The regulator also expresses concern about the impact on competition in the rolling stock market, for which Siemens and Alstom are among the biggest suppliers in the UK market.
In its submission to the European Commission’s investigation into the merger, the ORR says “significant structural remedies are required”, including the divestiture of intellectual property, substantial assets and the “significant transfer of specialised workforce”.
It argues that the acquisition by Alstom of General Electric Signalling and Balfour Beatty’s share of Signalling Solutions, and by Siemens of Invensys Rail Systems, would (if the merger is approved) give a collective market share of between 55% and 80% of the signalling market in the UK.
This follows British Rail’s historic agreement with predecessor companies Westinghouse and General Electric Signals to develop and deploy the Solid State Interlocking (SSI) system, which forms the bedrock of much of the UK network’s signalling. ORR points out that only minor inroads have been made by competitors, and that while introduction of European Train Control System signalling will take place, analogue signalling will remain the most widely used signalling technology for the foreseeable future.
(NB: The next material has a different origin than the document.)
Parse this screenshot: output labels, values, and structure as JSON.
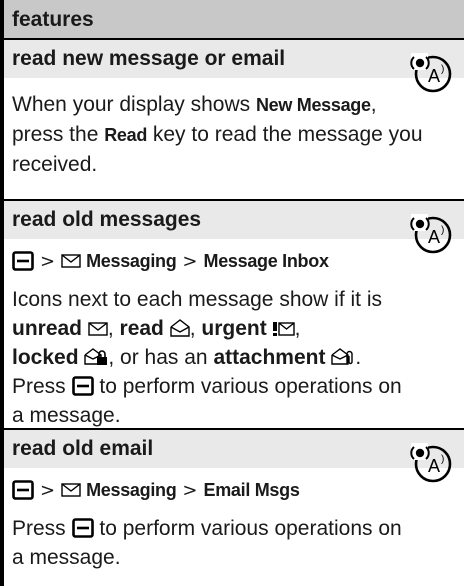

ORR considers that only Alstom and Siemens have access to accredited technology capable of efficient operation with UK infrastructure, the scale of operations and geographical presence to undertake signalling projects efficiently, the expertise and experience of working on complex projects, and an established workforce capable of the required sales, research and development planning, design, project management and information technology.
And, while Network Rail is a near monopsonist buyer of signalling, Alstom and Siemens accounted for 93% of its signalling spend in 2016-17.
ORR believes the merger of the signalling businesses “is effectively a ‘2-to-1’ merger to monopoly for the provision of signalling projects and products in Great Britain”.
A further concern is that a combined Alstom-Siemens operation would retire currently competing technologies. In other European markets, there are usually three or more suppliers. And where there are two, Alstom and Siemens do not compete.
On rolling stock, ORR calculates that Alstom and Siemens combined hold a 35% share in post-privatisation rolling stock orders. Although this is less than Bombardier, it points out that both companies are key bidders (even if unsuccessfully) on most UK rolling stock contracts.
Although in terms of the number of suppliers, the merger would be ‘5 to 4’ or ‘4 to 3’, ORR says the deal “represents a transaction whereby two of the top three regular competitors for major rolling stock contracts in Great Britain are being combined”.
ORR Chief Executive Joanna Whittington said: “Competition in the supply chains which support Britain’s railway is essential if passengers and taxpayers are to receive a high-quality service at an efficient cost.
“We are concerned that the proposed merger of Siemens and Alstom will significantly reduce competition, leading to increased costs in Britain’s railway signalling and rolling stock markets.
“That is why we are setting out strong arguments to the European Commission, and pressing for significant structural remedies to ensure competition in key railway supply chains is protected.”